Tutors in Reinscourt include high-achieving graduates, experienced teachers, subject specialists, and passionate mentors from top Australian universities. Many have received academic awards or hold advanced degrees, and all share a genuine commitment to helping students succeed.
The most important thing a tutor can do is give the student confidence in their own abilities. Whether this is through elevating their grades, or giving them the framework to better understand what they are being taught in the classroom, the tutor should be able to see the students gaining an ability to work more and more independently, with the…
Make them understand the primary concept so they can apply it to every situation not just the one in front of them.
Help them but not do the work for them.
Be organised, prepared and focused, consider the child and their needs rather than the money or the time limit.
One of the most important things is to help the child achieve their…
Improving their skills and marks is obviously very important, but I believe that the students' confidence is of paramount importance. When they see what they are capable of and how much they can improve over only a short period of time, this has a cumulative effect on their self-confidence, which in turn spurs them on to greater heights and bigger…
For the student to enjoy learning and to improve on their grades/levels with a boost in confidence that they are able to learn and understand things that couldn't grasp in the past. patience, compassion, understanding and the ability to adapt, reword, explain and use concrete objects to help the student gain a better understanding of the task or…

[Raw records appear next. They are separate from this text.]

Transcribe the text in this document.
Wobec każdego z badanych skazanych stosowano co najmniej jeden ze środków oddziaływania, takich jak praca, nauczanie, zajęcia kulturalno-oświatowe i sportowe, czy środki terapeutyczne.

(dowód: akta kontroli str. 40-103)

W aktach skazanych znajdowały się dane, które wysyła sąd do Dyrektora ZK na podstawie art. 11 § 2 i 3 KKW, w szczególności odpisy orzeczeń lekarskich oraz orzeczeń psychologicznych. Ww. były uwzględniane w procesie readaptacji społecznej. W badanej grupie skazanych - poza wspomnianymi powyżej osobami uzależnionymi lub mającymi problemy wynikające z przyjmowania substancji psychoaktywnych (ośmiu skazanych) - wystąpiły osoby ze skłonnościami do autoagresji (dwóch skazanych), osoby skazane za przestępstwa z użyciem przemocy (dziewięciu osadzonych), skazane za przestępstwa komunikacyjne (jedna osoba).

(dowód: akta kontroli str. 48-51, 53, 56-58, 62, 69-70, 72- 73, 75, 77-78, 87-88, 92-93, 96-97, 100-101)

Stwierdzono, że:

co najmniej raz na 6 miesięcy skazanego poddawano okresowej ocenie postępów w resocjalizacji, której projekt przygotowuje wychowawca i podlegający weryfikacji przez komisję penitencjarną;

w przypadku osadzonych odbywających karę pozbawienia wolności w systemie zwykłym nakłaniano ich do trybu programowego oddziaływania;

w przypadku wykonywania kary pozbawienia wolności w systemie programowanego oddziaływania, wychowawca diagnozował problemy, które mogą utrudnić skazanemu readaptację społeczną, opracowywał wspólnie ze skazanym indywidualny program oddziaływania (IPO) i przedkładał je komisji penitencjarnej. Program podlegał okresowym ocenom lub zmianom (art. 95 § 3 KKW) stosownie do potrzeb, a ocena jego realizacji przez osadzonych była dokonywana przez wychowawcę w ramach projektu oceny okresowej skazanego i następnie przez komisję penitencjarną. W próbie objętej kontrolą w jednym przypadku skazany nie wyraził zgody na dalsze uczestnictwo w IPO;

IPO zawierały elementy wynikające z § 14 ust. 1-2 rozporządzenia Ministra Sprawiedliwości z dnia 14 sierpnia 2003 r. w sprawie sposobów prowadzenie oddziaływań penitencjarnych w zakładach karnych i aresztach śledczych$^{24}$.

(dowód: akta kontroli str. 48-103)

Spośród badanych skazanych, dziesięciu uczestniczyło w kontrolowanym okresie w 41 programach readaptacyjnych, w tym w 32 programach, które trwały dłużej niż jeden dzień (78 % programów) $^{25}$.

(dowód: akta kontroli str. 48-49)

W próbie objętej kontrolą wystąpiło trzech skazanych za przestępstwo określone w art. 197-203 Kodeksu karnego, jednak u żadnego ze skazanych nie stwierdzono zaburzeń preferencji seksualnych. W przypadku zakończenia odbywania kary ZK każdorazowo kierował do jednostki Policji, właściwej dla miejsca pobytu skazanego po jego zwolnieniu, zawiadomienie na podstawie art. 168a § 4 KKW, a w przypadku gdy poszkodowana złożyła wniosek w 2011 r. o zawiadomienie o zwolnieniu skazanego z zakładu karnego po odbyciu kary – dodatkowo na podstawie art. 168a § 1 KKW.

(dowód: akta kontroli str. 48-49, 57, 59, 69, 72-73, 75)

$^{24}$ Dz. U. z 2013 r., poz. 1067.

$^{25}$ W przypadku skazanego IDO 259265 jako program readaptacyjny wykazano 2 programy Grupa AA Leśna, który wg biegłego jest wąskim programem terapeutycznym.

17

Inside ReinscourtTutoring Sessions
Content Covered
In primary, tutoring often targets core arithmetic—addition, subtraction, times tables, fractions, and building number sense—while also pushing for deeper comprehension, not just rote rules. High school sessions shift to algebraic thinking, graphing, interpreting questions, and developing strong exam strategies. There’s a big emphasis on breaking down word problems, revisiting tricky homework, and test prep for NAPLAN or semester exams, always tailored to what each student finds hardest right now.
Recent Challenges
Some primary students rush through comprehension or maths tasks without fully reading instructions, leading to incomplete or off-target answers. In high school, it’s common for students to have scattered or unclear working, which makes multi-step problems harder to check and fix. Other frequent hurdles include forgetting materials, leaving homework unfinished, or spending revision time catching up on missed basics instead of moving forward—all of which can hold back progress and lead to confusion.
Recent Achievements
Tutors are noticing students becoming more proactive during lessons—regularly checking their own work, spotting errors, and making corrections without being asked. There’s a clear shift toward students verbalising their steps in maths and explaining their reasoning aloud, rather than rushing through problems. Tutors also report that learners are reviewing their test results with more care and taking the initiative to improve, showing greater confidence and ownership of their progress.